The pieces map to two independent measurements:

- **`Dedup: <bytes> saved (<pct>%)` / `Blobs: <bytes> physical`** — content-addressed blob savings: how much is saved by storing each unique output once (logical − physical blob bytes), and the physical size of the blob store. This figure is cross-platform.
- **`Hardlinks: <bytes> via <N> hardlinks`** — the inode-link scan: bytes that the hardlink fallback keeps from being separate copies, summed from blob link counts. When no blob has extra links this reads `none — restores prefer reflink/CoW` — the expected state on copy-on-write filesystems (APFS, btrfs, XFS-with-reflink), where restores are reflinks with independent inodes (so `nlink` stays 1) and the real savings are the cross-platform `Dedup` figure above. This scan is Unix-only; on Windows it always reports zero, because Windows does not expose a portable inode link count.
- **`Scan: <calculating | idle | not scanned>`** — `calculating` means the background scan is running right now, `idle` means it finished and is waiting for the next interval, `not scanned` means it hasn't run yet. A freshly built project may not be reflected until the next scan.

The dedup line is informational — it doesn't affect behavior and doesn't need to reach any particular value to confirm kache is working correctly.

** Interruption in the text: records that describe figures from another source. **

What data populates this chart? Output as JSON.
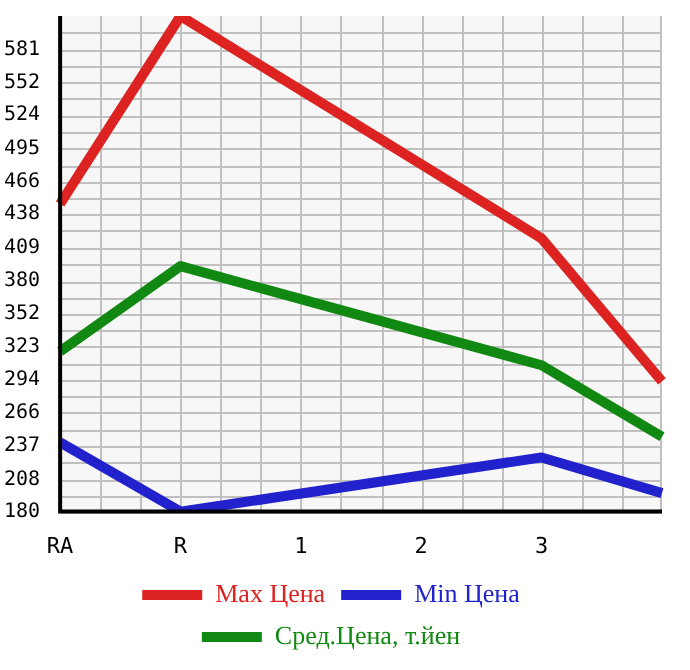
{
  "chart_data": {
    "type": "line",
    "categories": [
      "RA",
      "R",
      "1",
      "2",
      "3",
      null
    ],
    "series": [
      {
        "name": "Max Цена",
        "color": "#dd2222",
        "values": [
          447,
          610,
          null,
          null,
          417,
          293
        ]
      },
      {
        "name": "Min Цена",
        "color": "#2222cc",
        "values": [
          240,
          180,
          null,
          null,
          227,
          196
        ]
      },
      {
        "name": "Сред.Цена, т.йен",
        "color": "#118811",
        "values": [
          319,
          393,
          null,
          null,
          307,
          245
        ]
      }
    ],
    "ylim": [
      180,
      610
    ],
    "yticks": [
      180,
      208,
      237,
      266,
      294,
      323,
      352,
      380,
      409,
      438,
      466,
      495,
      524,
      552,
      581
    ],
    "grid": true,
    "legend": "bottom",
    "marker": "none",
    "line_style": "solid"
  }
}
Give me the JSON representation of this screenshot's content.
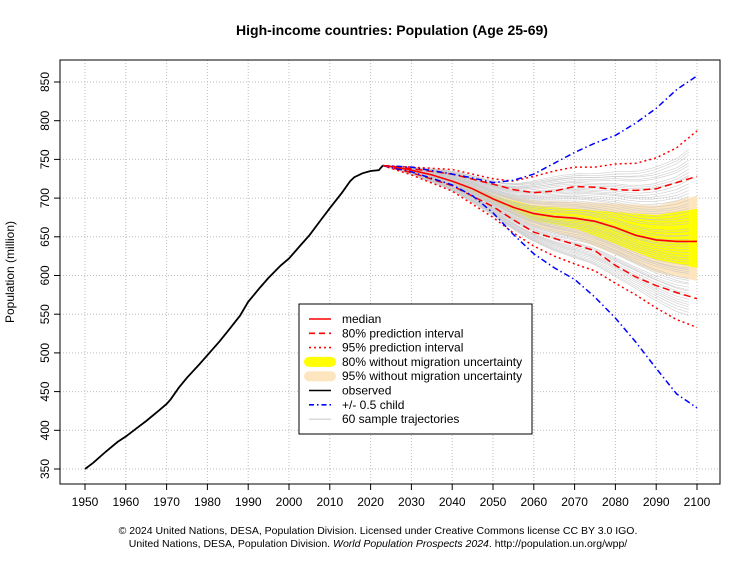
{
  "chart_data": {
    "type": "line",
    "title": "High-income countries: Population (Age 25-69)",
    "xlabel": "",
    "ylabel": "Population (million)",
    "xlim": [
      1946,
      2104
    ],
    "ylim": [
      335,
      880
    ],
    "grid": true,
    "x_ticks": [
      1950,
      1960,
      1970,
      1980,
      1990,
      2000,
      2010,
      2020,
      2030,
      2040,
      2050,
      2060,
      2070,
      2080,
      2090,
      2100
    ],
    "y_ticks": [
      350,
      400,
      450,
      500,
      550,
      600,
      650,
      700,
      750,
      800,
      850
    ],
    "legend_position": "center-bottom",
    "legend": [
      {
        "label": "median",
        "style": "median"
      },
      {
        "label": "80% prediction interval",
        "style": "pi80"
      },
      {
        "label": "95% prediction interval",
        "style": "pi95"
      },
      {
        "label": "80% without migration uncertainty",
        "style": "band80"
      },
      {
        "label": "95% without migration uncertainty",
        "style": "band95"
      },
      {
        "label": "observed",
        "style": "observed"
      },
      {
        "label": "+/- 0.5 child",
        "style": "child"
      },
      {
        "label": "60 sample trajectories",
        "style": "traj"
      }
    ],
    "colors": {
      "median": "#ff0000",
      "pi80": "#ff0000",
      "pi95": "#ff0000",
      "band80": "#ffff00",
      "band95": "#fde5c0",
      "observed": "#000000",
      "child": "#0000ff",
      "traj": "#c8c8c8",
      "grid": "#bdbdbd"
    },
    "series": [
      {
        "name": "observed",
        "x": [
          1950,
          1952,
          1955,
          1958,
          1960,
          1963,
          1965,
          1968,
          1970,
          1971,
          1973,
          1975,
          1978,
          1980,
          1983,
          1985,
          1988,
          1990,
          1993,
          1995,
          1998,
          2000,
          2003,
          2005,
          2008,
          2010,
          2013,
          2015,
          2016,
          2018,
          2020,
          2022,
          2023
        ],
        "y": [
          350,
          358,
          372,
          385,
          392,
          404,
          412,
          425,
          434,
          440,
          455,
          468,
          485,
          497,
          515,
          528,
          548,
          566,
          585,
          597,
          613,
          622,
          640,
          652,
          673,
          687,
          707,
          722,
          727,
          732,
          735,
          736,
          742
        ]
      },
      {
        "name": "median",
        "x": [
          2023,
          2025,
          2030,
          2035,
          2040,
          2045,
          2050,
          2055,
          2060,
          2065,
          2070,
          2075,
          2080,
          2085,
          2090,
          2095,
          2100
        ],
        "y": [
          742,
          741,
          736,
          730,
          722,
          712,
          699,
          688,
          680,
          676,
          674,
          670,
          662,
          652,
          646,
          644,
          644
        ]
      },
      {
        "name": "80% PI upper",
        "x": [
          2023,
          2030,
          2040,
          2050,
          2055,
          2060,
          2065,
          2070,
          2075,
          2080,
          2085,
          2090,
          2095,
          2100
        ],
        "y": [
          742,
          738,
          731,
          718,
          711,
          707,
          709,
          715,
          714,
          711,
          710,
          712,
          720,
          728
        ]
      },
      {
        "name": "80% PI lower",
        "x": [
          2023,
          2030,
          2040,
          2050,
          2055,
          2060,
          2065,
          2070,
          2075,
          2080,
          2085,
          2090,
          2095,
          2100
        ],
        "y": [
          742,
          733,
          716,
          689,
          672,
          656,
          648,
          640,
          632,
          613,
          598,
          587,
          578,
          570
        ]
      },
      {
        "name": "95% PI upper",
        "x": [
          2023,
          2030,
          2040,
          2050,
          2055,
          2060,
          2065,
          2070,
          2075,
          2080,
          2085,
          2090,
          2095,
          2100
        ],
        "y": [
          742,
          740,
          737,
          725,
          722,
          728,
          735,
          740,
          740,
          744,
          745,
          752,
          765,
          787
        ]
      },
      {
        "name": "95% PI lower",
        "x": [
          2023,
          2030,
          2040,
          2050,
          2055,
          2060,
          2065,
          2070,
          2075,
          2080,
          2085,
          2090,
          2095,
          2100
        ],
        "y": [
          742,
          730,
          709,
          675,
          655,
          638,
          625,
          615,
          606,
          590,
          575,
          558,
          543,
          533
        ]
      },
      {
        "name": "+0.5 child",
        "x": [
          2023,
          2030,
          2040,
          2045,
          2050,
          2055,
          2060,
          2065,
          2070,
          2075,
          2080,
          2085,
          2090,
          2095,
          2100
        ],
        "y": [
          742,
          740,
          731,
          726,
          720,
          723,
          731,
          745,
          759,
          771,
          781,
          797,
          816,
          840,
          858
        ]
      },
      {
        "name": "-0.5 child",
        "x": [
          2023,
          2030,
          2040,
          2045,
          2050,
          2055,
          2060,
          2065,
          2070,
          2075,
          2080,
          2085,
          2090,
          2095,
          2100
        ],
        "y": [
          742,
          734,
          717,
          703,
          681,
          653,
          628,
          610,
          595,
          572,
          545,
          514,
          480,
          447,
          429
        ]
      },
      {
        "name": "80% without migration uncertainty",
        "x": [
          2040,
          2050,
          2060,
          2070,
          2080,
          2090,
          2100
        ],
        "upper": [
          723,
          703,
          690,
          686,
          682,
          678,
          686
        ],
        "lower": [
          720,
          696,
          671,
          661,
          641,
          620,
          610
        ]
      },
      {
        "name": "95% without migration uncertainty",
        "x": [
          2040,
          2050,
          2060,
          2070,
          2080,
          2090,
          2100
        ],
        "upper": [
          725,
          707,
          697,
          695,
          693,
          690,
          703
        ],
        "lower": [
          718,
          692,
          663,
          648,
          627,
          604,
          593
        ]
      }
    ]
  },
  "credits": {
    "line1": "© 2024 United Nations, DESA, Population Division. Licensed under Creative Commons license CC BY 3.0 IGO.",
    "line2_prefix": "United Nations, DESA, Population Division. ",
    "line2_italic": "World Population Prospects 2024",
    "line2_suffix": ". http://population.un.org/wpp/"
  }
}
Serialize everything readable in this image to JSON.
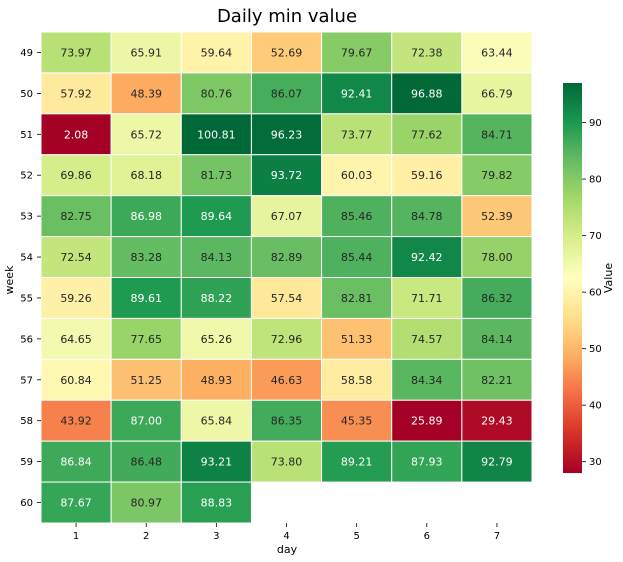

## `dup` events are different

The monitor's `dup` outcome is not the same thing as the dedup storage
line above. A `dup` event means a cache key missed, the compiler ran, and the
compiled output hashes were already present before storing. That usually points
to equivalent builds under different keys, such as over-specific arguments,
paths, or environment inputs. It still counts as compiled work.